L'adieu à la jupe
- Sophie Royer
- 1 nov. 2022
- 2 min de lecture
La chaleur étouffante de l’été imprègne les murs du vieux bistrot.
Au fond, à l’ombre, loin de la vitrine bouillante, Édouard attend.
Les traits de son visage sont tendus.
Quand il est nerveux, sa jambe tremble d’impatience.
J’imagine qu’en cet instant, elle doit sautiller sous la table.
La femme pousse la porte et se dirige vers lui. Il se lève. Lui sourit. Mal à l’aise. Puis se rassoit. Malgré les 38 degrés, elle commande un café.
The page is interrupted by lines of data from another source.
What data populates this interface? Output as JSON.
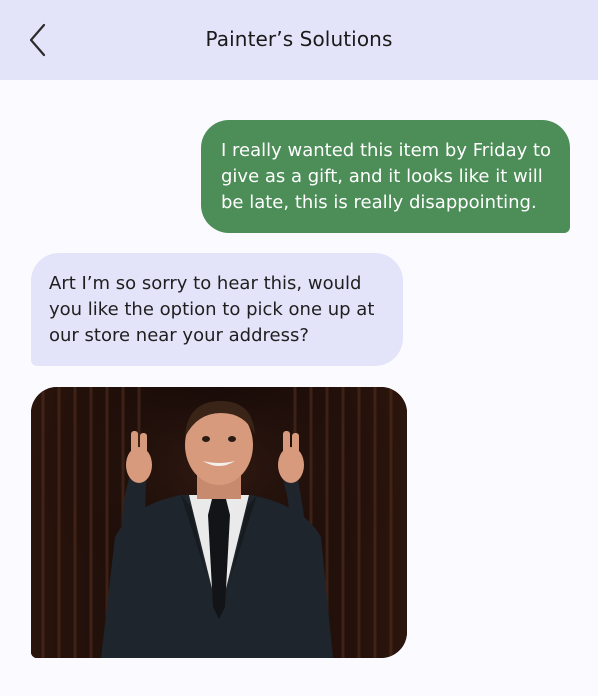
{
  "header": {
    "title": "Painter’s Solutions",
    "back_icon": "chevron-left-icon"
  },
  "messages": [
    {
      "direction": "outgoing",
      "text": "I really wanted this item by Friday to give as a gift, and it looks like it will be late, this is really disappointing."
    },
    {
      "direction": "incoming",
      "text": "Art I’m so sorry to hear this, would you like the option to pick one up at our store near your address?"
    }
  ],
  "gif": {
    "description_icon": "gif-image"
  },
  "colors": {
    "header_bg": "#e3e3f9",
    "outgoing_bubble": "#4c8d58",
    "incoming_bubble": "#e3e3f9",
    "page_bg": "#fbfbff"
  }
}
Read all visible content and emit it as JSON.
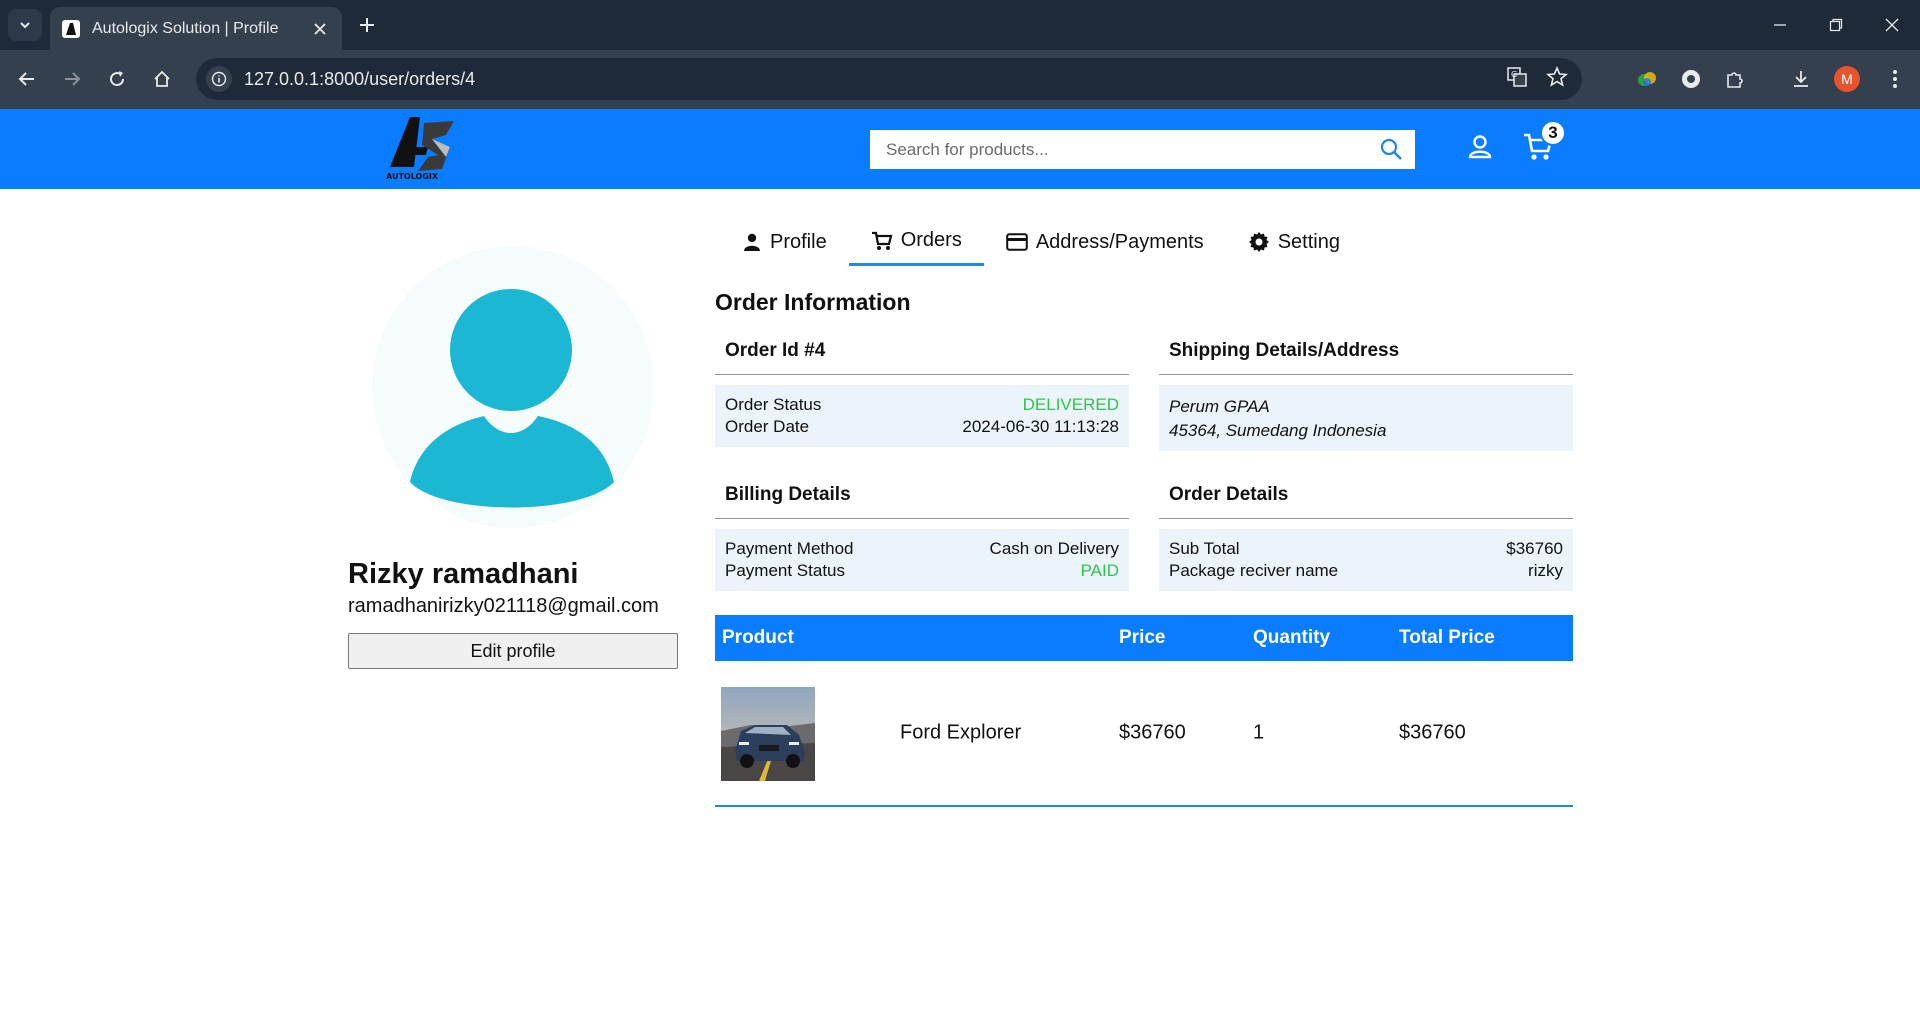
{
  "browser": {
    "tab_title": "Autologix Solution | Profile",
    "url": "127.0.0.1:8000/user/orders/4",
    "profile_initial": "M"
  },
  "header": {
    "logo_text": "AUTOLOGIX",
    "search_placeholder": "Search for products...",
    "cart_count": "3"
  },
  "profile": {
    "name": "Rizky ramadhani",
    "email": "ramadhanirizky021118@gmail.com",
    "edit_label": "Edit profile"
  },
  "tabs": [
    {
      "label": "Profile",
      "icon": "person-icon"
    },
    {
      "label": "Orders",
      "icon": "cart-icon",
      "active": true
    },
    {
      "label": "Address/Payments",
      "icon": "card-icon"
    },
    {
      "label": "Setting",
      "icon": "gear-icon"
    }
  ],
  "order": {
    "heading": "Order Information",
    "id_title": "Order Id #4",
    "status_label": "Order Status",
    "status_value": "DELIVERED",
    "date_label": "Order Date",
    "date_value": "2024-06-30 11:13:28",
    "shipping_title": "Shipping Details/Address",
    "address_line1": "Perum GPAA",
    "address_line2": "45364, Sumedang Indonesia",
    "billing_title": "Billing Details",
    "payment_method_label": "Payment Method",
    "payment_method_value": "Cash on Delivery",
    "payment_status_label": "Payment Status",
    "payment_status_value": "PAID",
    "details_title": "Order Details",
    "subtotal_label": "Sub Total",
    "subtotal_value": "$36760",
    "receiver_label": "Package reciver name",
    "receiver_value": "rizky"
  },
  "table": {
    "headers": [
      "Product",
      "Price",
      "Quantity",
      "Total Price"
    ],
    "rows": [
      {
        "name": "Ford Explorer",
        "price": "$36760",
        "quantity": "1",
        "total": "$36760"
      }
    ]
  },
  "colors": {
    "brand_blue": "#0a7cff",
    "status_green": "#30c44a",
    "avatar_teal": "#1bb7d3"
  }
}
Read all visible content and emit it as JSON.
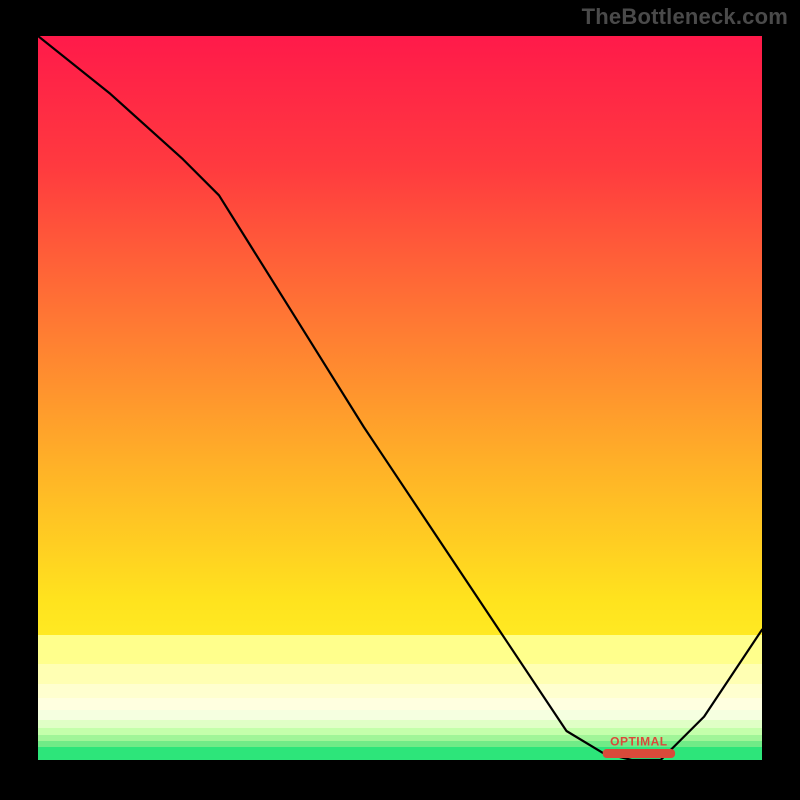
{
  "watermark": "TheBottleneck.com",
  "chart_data": {
    "type": "line",
    "title": "",
    "xlabel": "",
    "ylabel": "",
    "xlim": [
      0,
      100
    ],
    "ylim": [
      0,
      100
    ],
    "x": [
      0,
      10,
      20,
      25,
      35,
      45,
      55,
      65,
      73,
      78,
      82,
      86,
      92,
      100
    ],
    "values": [
      100,
      92,
      83,
      78,
      62,
      46,
      31,
      16,
      4,
      1,
      0,
      0,
      6,
      18
    ],
    "optimal_range": [
      78,
      88
    ],
    "annotations": [
      {
        "kind": "optimal_label",
        "text": "OPTIMAL",
        "x": 83,
        "y": 2
      }
    ],
    "gradient_stops": [
      {
        "y": 100,
        "color": "#ff1a4a"
      },
      {
        "y": 60,
        "color": "#ff7a33"
      },
      {
        "y": 30,
        "color": "#ffe31e"
      },
      {
        "y": 12,
        "color": "#ffff8c"
      },
      {
        "y": 4,
        "color": "#c4ffab"
      },
      {
        "y": 0,
        "color": "#2de57a"
      }
    ]
  }
}
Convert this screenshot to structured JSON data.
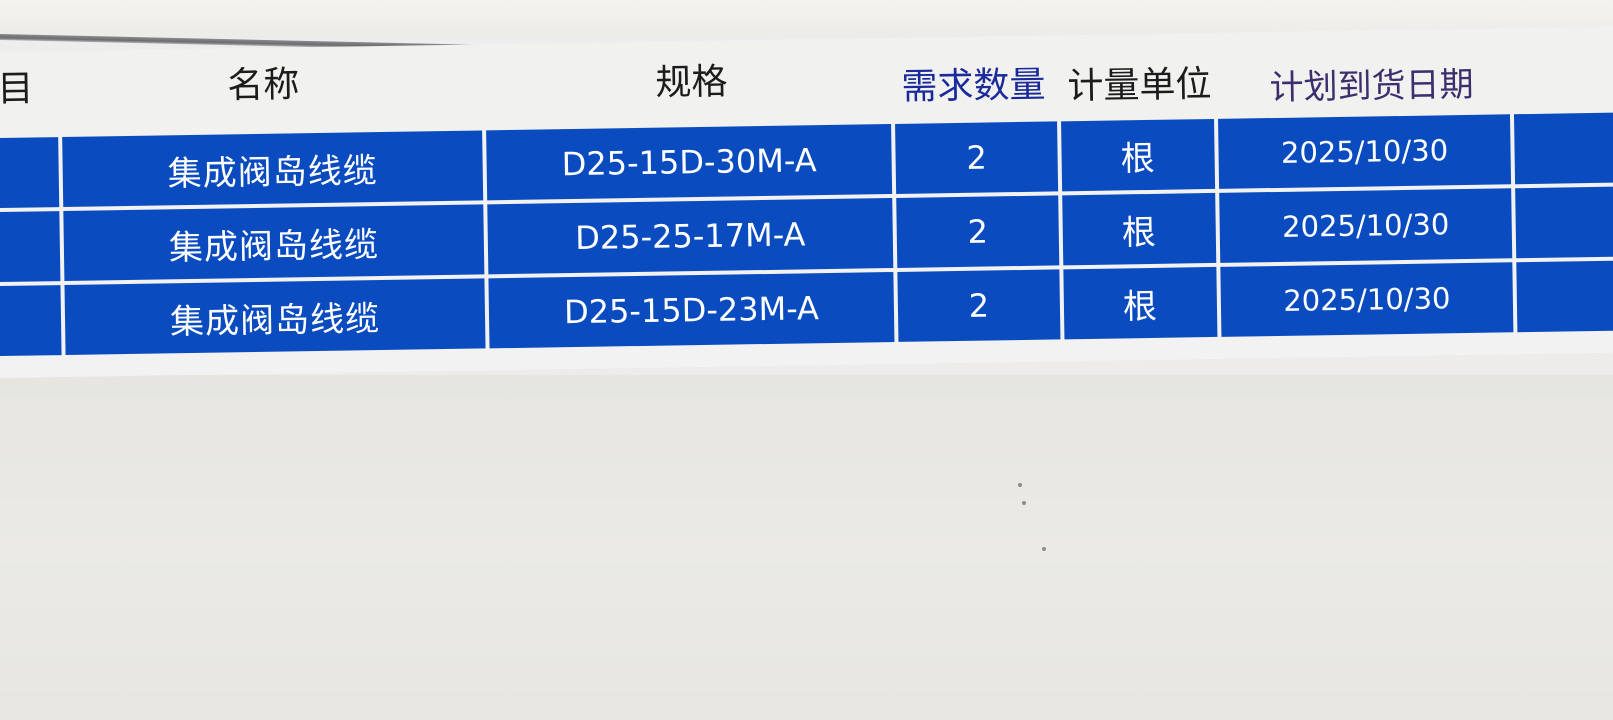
{
  "table": {
    "headers": {
      "col0": "目",
      "name": "名称",
      "spec": "规格",
      "qty": "需求数量",
      "unit": "计量单位",
      "date": "计划到货日期"
    },
    "rows": [
      {
        "name": "集成阀岛线缆",
        "spec": "D25-15D-30M-A",
        "qty": "2",
        "unit": "根",
        "date": "2025/10/30"
      },
      {
        "name": "集成阀岛线缆",
        "spec": "D25-25-17M-A",
        "qty": "2",
        "unit": "根",
        "date": "2025/10/30"
      },
      {
        "name": "集成阀岛线缆",
        "spec": "D25-15D-23M-A",
        "qty": "2",
        "unit": "根",
        "date": "2025/10/30"
      }
    ]
  },
  "colors": {
    "selected_row_bg": "#0a4cc0",
    "header_bg": "#f1f1ef",
    "qty_header_color": "#1a2a9a",
    "date_header_color": "#3d2f6e"
  }
}
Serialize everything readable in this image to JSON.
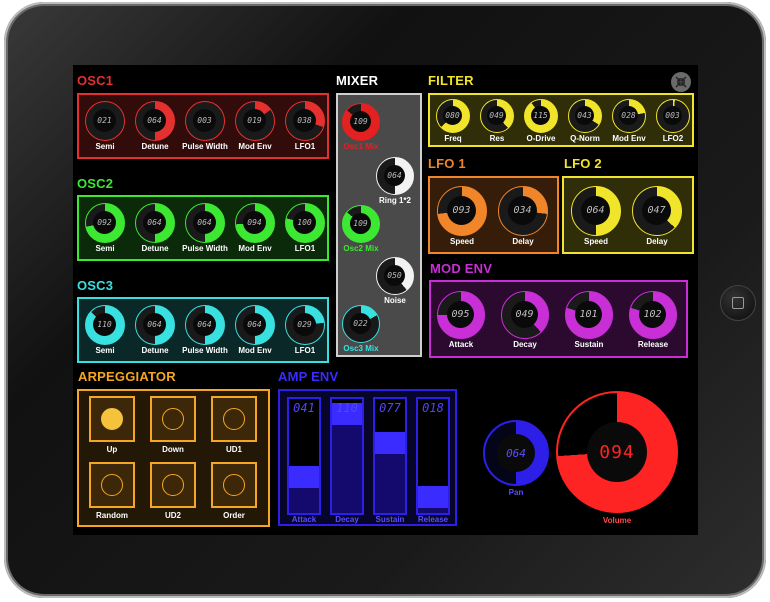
{
  "osc1": {
    "title": "OSC1",
    "color": "#e53030",
    "knobs": [
      {
        "label": "Semi",
        "value": "021",
        "level": 0.0
      },
      {
        "label": "Detune",
        "value": "064",
        "level": 0.5
      },
      {
        "label": "Pulse Width",
        "value": "003",
        "level": 0.0
      },
      {
        "label": "Mod Env",
        "value": "019",
        "level": 0.15
      },
      {
        "label": "LFO1",
        "value": "038",
        "level": 0.3
      }
    ]
  },
  "osc2": {
    "title": "OSC2",
    "color": "#3de833",
    "knobs": [
      {
        "label": "Semi",
        "value": "092",
        "level": 0.72
      },
      {
        "label": "Detune",
        "value": "064",
        "level": 0.5
      },
      {
        "label": "Pulse Width",
        "value": "064",
        "level": 0.5
      },
      {
        "label": "Mod Env",
        "value": "094",
        "level": 0.74
      },
      {
        "label": "LFO1",
        "value": "100",
        "level": 0.79
      }
    ]
  },
  "osc3": {
    "title": "OSC3",
    "color": "#39e0e0",
    "knobs": [
      {
        "label": "Semi",
        "value": "110",
        "level": 0.87
      },
      {
        "label": "Detune",
        "value": "064",
        "level": 0.5
      },
      {
        "label": "Pulse Width",
        "value": "064",
        "level": 0.5
      },
      {
        "label": "Mod Env",
        "value": "064",
        "level": 0.5
      },
      {
        "label": "LFO1",
        "value": "029",
        "level": 0.23
      }
    ]
  },
  "mixer": {
    "title": "MIXER",
    "knobs": [
      {
        "label": "Osc1 Mix",
        "value": "109",
        "level": 0.86,
        "color": "#e52020"
      },
      {
        "label": "Ring 1*2",
        "value": "064",
        "level": 0.5,
        "color": "#f2f2f2"
      },
      {
        "label": "Osc2 Mix",
        "value": "109",
        "level": 0.86,
        "color": "#3de833"
      },
      {
        "label": "Noise",
        "value": "050",
        "level": 0.39,
        "color": "#f2f2f2"
      },
      {
        "label": "Osc3 Mix",
        "value": "022",
        "level": 0.17,
        "color": "#39e0e0"
      }
    ]
  },
  "filter": {
    "title": "FILTER",
    "color": "#f0e52a",
    "knobs": [
      {
        "label": "Freq",
        "value": "080",
        "level": 0.63
      },
      {
        "label": "Res",
        "value": "049",
        "level": 0.38
      },
      {
        "label": "O-Drive",
        "value": "115",
        "level": 0.9
      },
      {
        "label": "Q-Norm",
        "value": "043",
        "level": 0.34
      },
      {
        "label": "Mod Env",
        "value": "028",
        "level": 0.22
      },
      {
        "label": "LFO2",
        "value": "003",
        "level": 0.02
      }
    ]
  },
  "lfo1": {
    "title": "LFO 1",
    "color": "#f0852a",
    "knobs": [
      {
        "label": "Speed",
        "value": "093",
        "level": 0.73
      },
      {
        "label": "Delay",
        "value": "034",
        "level": 0.27
      }
    ]
  },
  "lfo2": {
    "title": "LFO 2",
    "color": "#f0e52a",
    "knobs": [
      {
        "label": "Speed",
        "value": "064",
        "level": 0.5
      },
      {
        "label": "Delay",
        "value": "047",
        "level": 0.37
      }
    ]
  },
  "modenv": {
    "title": "MOD ENV",
    "color": "#c92fd6",
    "knobs": [
      {
        "label": "Attack",
        "value": "095",
        "level": 0.75
      },
      {
        "label": "Decay",
        "value": "049",
        "level": 0.38
      },
      {
        "label": "Sustain",
        "value": "101",
        "level": 0.8
      },
      {
        "label": "Release",
        "value": "102",
        "level": 0.8
      }
    ]
  },
  "arp": {
    "title": "ARPEGGIATOR",
    "color": "#f5a623",
    "buttons": [
      {
        "label": "Up",
        "active": true
      },
      {
        "label": "Down",
        "active": false
      },
      {
        "label": "UD1",
        "active": false
      },
      {
        "label": "Random",
        "active": false
      },
      {
        "label": "UD2",
        "active": false
      },
      {
        "label": "Order",
        "active": false
      }
    ]
  },
  "ampenv": {
    "title": "AMP ENV",
    "color": "#2d1ee8",
    "faders": [
      {
        "label": "Attack",
        "value": "041",
        "level": 0.32
      },
      {
        "label": "Decay",
        "value": "110",
        "level": 0.87
      },
      {
        "label": "Sustain",
        "value": "077",
        "level": 0.61
      },
      {
        "label": "Release",
        "value": "018",
        "level": 0.14
      }
    ]
  },
  "pan": {
    "label": "Pan",
    "value": "064",
    "level": 0.5,
    "color": "#2d1ee8"
  },
  "volume": {
    "label": "Volume",
    "value": "094",
    "level": 0.74,
    "color": "#ff2424"
  },
  "icons": {
    "collapse": "collapse-arrows-icon",
    "home": "home-button-icon"
  }
}
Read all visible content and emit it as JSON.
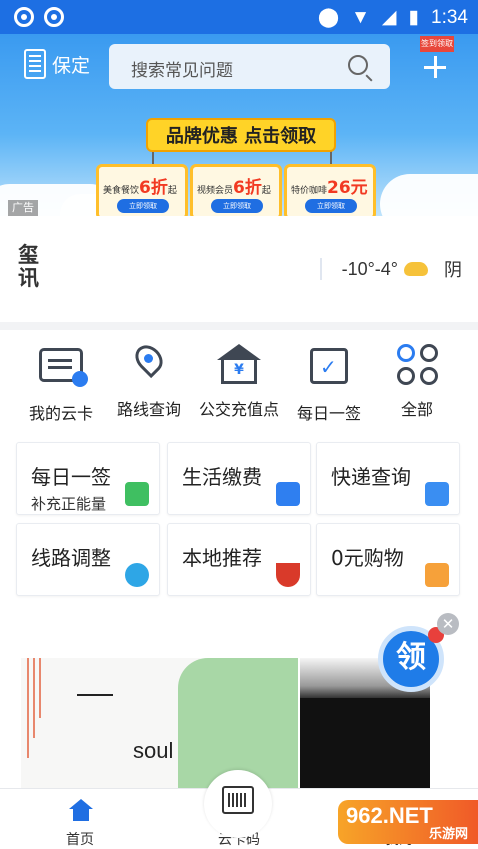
{
  "status_bar": {
    "time": "1:34"
  },
  "header": {
    "city": "保定",
    "search_placeholder": "搜索常见问题",
    "plus_tag": "签到领取"
  },
  "banner": {
    "headline": "品牌优惠 点击领取",
    "ad_label": "广告",
    "coupons": [
      {
        "name": "美食餐饮",
        "value": "6折",
        "suffix": "起",
        "button": "立即领取"
      },
      {
        "name": "视频会员",
        "value": "6折",
        "suffix": "起",
        "button": "立即领取"
      },
      {
        "name": "特价咖啡",
        "value": "26元",
        "suffix": "",
        "button": "立即领取"
      }
    ]
  },
  "infobar": {
    "news_icon": "玺讯",
    "temperature": "-10°-4°",
    "condition": "阴"
  },
  "quick_actions": [
    {
      "label": "我的云卡",
      "icon": "card-icon"
    },
    {
      "label": "路线查询",
      "icon": "location-pin-icon"
    },
    {
      "label": "公交充值点",
      "icon": "recharge-point-icon"
    },
    {
      "label": "每日一签",
      "icon": "calendar-check-icon"
    },
    {
      "label": "全部",
      "icon": "grid-circles-icon"
    }
  ],
  "tiles": [
    {
      "title": "每日一签",
      "subtitle": "补充正能量",
      "icon": "calendar-check-icon",
      "color": "#3fbf61"
    },
    {
      "title": "生活缴费",
      "subtitle": "",
      "icon": "play-icon",
      "color": "#2f7ff0"
    },
    {
      "title": "快递查询",
      "subtitle": "",
      "icon": "box-icon",
      "color": "#3a8ef2"
    },
    {
      "title": "线路调整",
      "subtitle": "",
      "icon": "route-pin-icon",
      "color": "#2ea6e6"
    },
    {
      "title": "本地推荐",
      "subtitle": "",
      "icon": "noodle-bowl-icon",
      "color": "#d93a2a"
    },
    {
      "title": "0元购物",
      "subtitle": "",
      "icon": "shopping-bag-icon",
      "color": "#f6a13a"
    }
  ],
  "floating": {
    "label": "领"
  },
  "feed": {
    "card_text": "soul"
  },
  "tabbar": {
    "home": "首页",
    "scan": "云卡码",
    "mine": "我的"
  },
  "watermark": {
    "main": "962.NET",
    "sub": "乐游网"
  },
  "colors": {
    "primary": "#1d6fe3",
    "accent_red": "#f23a22",
    "coupon_yellow": "#ffd327"
  }
}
Les gens qui commandent des cafés n’ont pas la tête à s’attarder.
Les voilà, assis, face à face.
La femme se dandine. Drôle de danse. Sa jupe doit coller à ses cuisses.
Édouard la fixe. Échange de regards.
Silence glacial dans la moiteur de juillet. La femme baisse la tête.
Le serveur lui apporte son expresso. Raclement de gorge. Le nez dans son sac à main, elle cherche son porte-monnaie.
Édouard ne la lâche pas des yeux. Il m’a tant parlé d’elle.
De ses longs cils bruns. De sa bouche aux lèvres charnues. De sa peau mate.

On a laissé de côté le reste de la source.